SQL Server 2000 に修正プログラム(パッチ)を適用する
あるいは最新のSP3 にバージョンアップする

その適用方法については、マイクロソフト社のサイトで確認してください。

概要

このワームは、1434番 UDP ポートを用いて、下記の脆弱性を攻略し、MS SQL サーバーを運用しているサーバーを対象に攻撃します。
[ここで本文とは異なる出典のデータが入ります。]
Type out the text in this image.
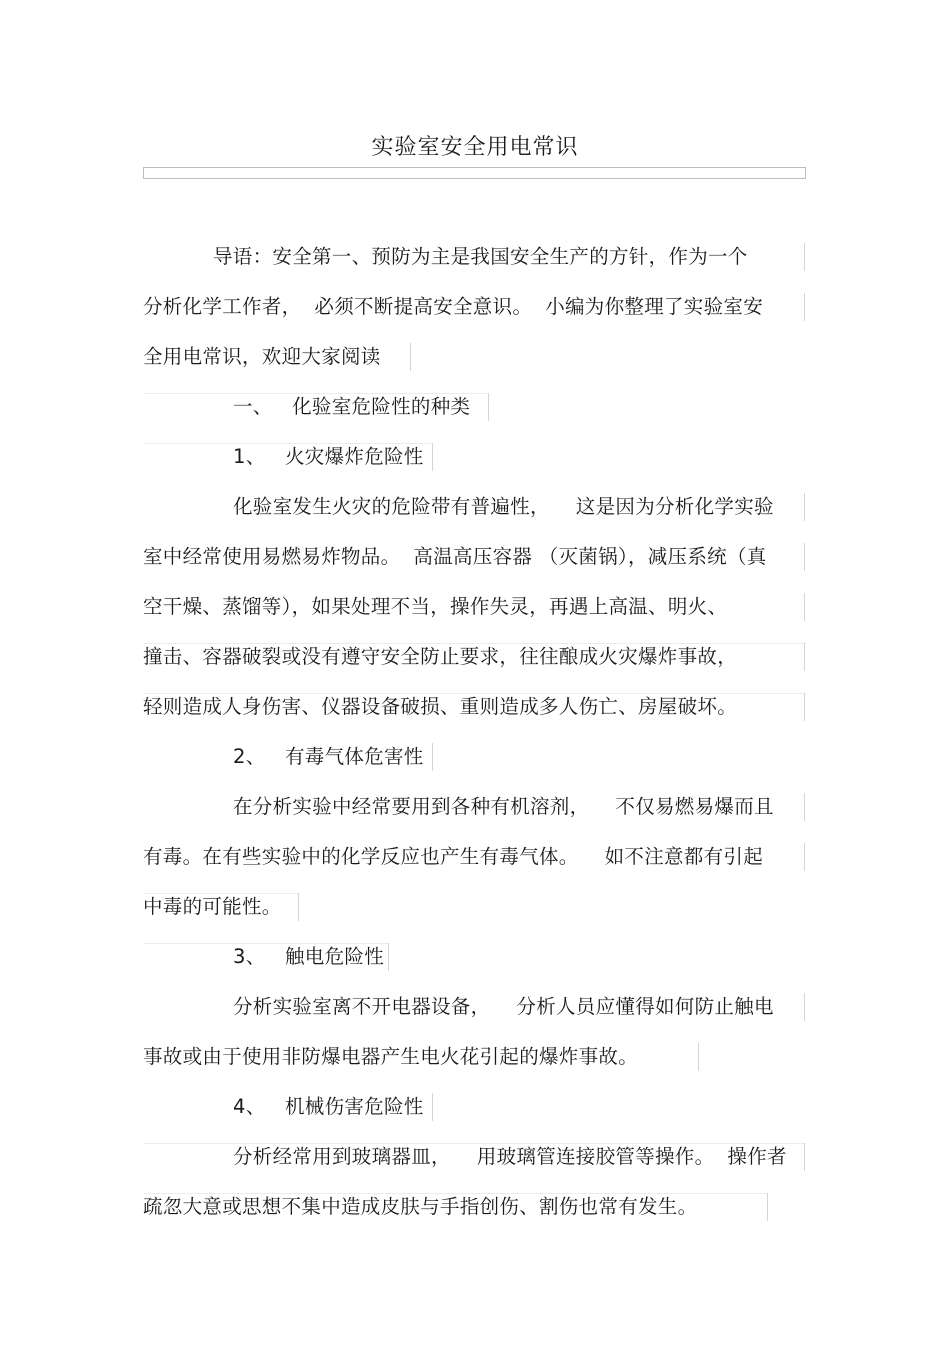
实验室安全用电常识
导语：安全第一、预防为主是我国安全生产的方针，作为一个
分析化学工作者，  必须不断提高安全意识。  小编为你整理了实验室安
全用电常识，欢迎大家阅读
一、   化验室危险性的种类
1、   火灾爆炸危险性
化验室发生火灾的危险带有普遍性，    这是因为分析化学实验
室中经常使用易燃易炸物品。  高温高压容器 （灭菌锅），减压系统（真
空干燥、蒸馏等），如果处理不当，操作失灵，再遇上高温、明火、
撞击、容器破裂或没有遵守安全防止要求，往往酿成火灾爆炸事故，
轻则造成人身伤害、仪器设备破损、重则造成多人伤亡、房屋破坏。
2、   有毒气体危害性
在分析实验中经常要用到各种有机溶剂，    不仅易燃易爆而且
有毒。在有些实验中的化学反应也产生有毒气体。    如不注意都有引起
中毒的可能性。
3、   触电危险性
分析实验室离不开电器设备，    分析人员应懂得如何防止触电
事故或由于使用非防爆电器产生电火花引起的爆炸事故。
4、   机械伤害危险性
分析经常用到玻璃器皿，    用玻璃管连接胶管等操作。  操作者
疏忽大意或思想不集中造成皮肤与手指创伤、割伤也常有发生。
MS02-039 (Q323875) (2002/7/17) (PreSP3)
「SQL Server 2000 解決サービスのバッファのオーバーランにより、コードが実行される」

http://www.microsoft.com/japan/technet/security/bulletin/MS02-039.asp
SQL Server 解決サービスのバッファ オーバーラン:CVE-CAN-2002-0649

また、このワームは、一般的なワームと同じようにファイル形態で保存され感染するのではなく、「Code Redワーム」と同様にメモリ上に常駐する形態で感染するため、通常のワクチンでは対処できません。

修復方法

W32/SQLSlammer worm を駆除するためには、マイクロソフトの下記のページから配布されている修正プログラムをダウンロードし、適用する必要があります。:

SQL Server および MSDE を標的とした SQL Slammer ワームに関する情報
http://www.microsoft.com/japan/technet/security/virus/sqlslam.asp

参考情報

ワクチンソフトウェアベンダー提供の情報(日本語):

CSIRT からの情報:

ネットワーク機器ベンダーからの情報:

その他の情報:

更新履歴

2003年 1月26日 掲載
2003年 1月26日 リンク追加
2003年 1月27日 リンク変更、届出件数を追記
2003年 1月28日 リンク追加、修正プログラム情報を修正(MS02-061)
2003年 1月31日 リンク追加、ホストベースのパケットフィルタリング機能情報追加、届出件数を更新、名称を「MS-SQL」から「W32/SQLSlammer」に変更。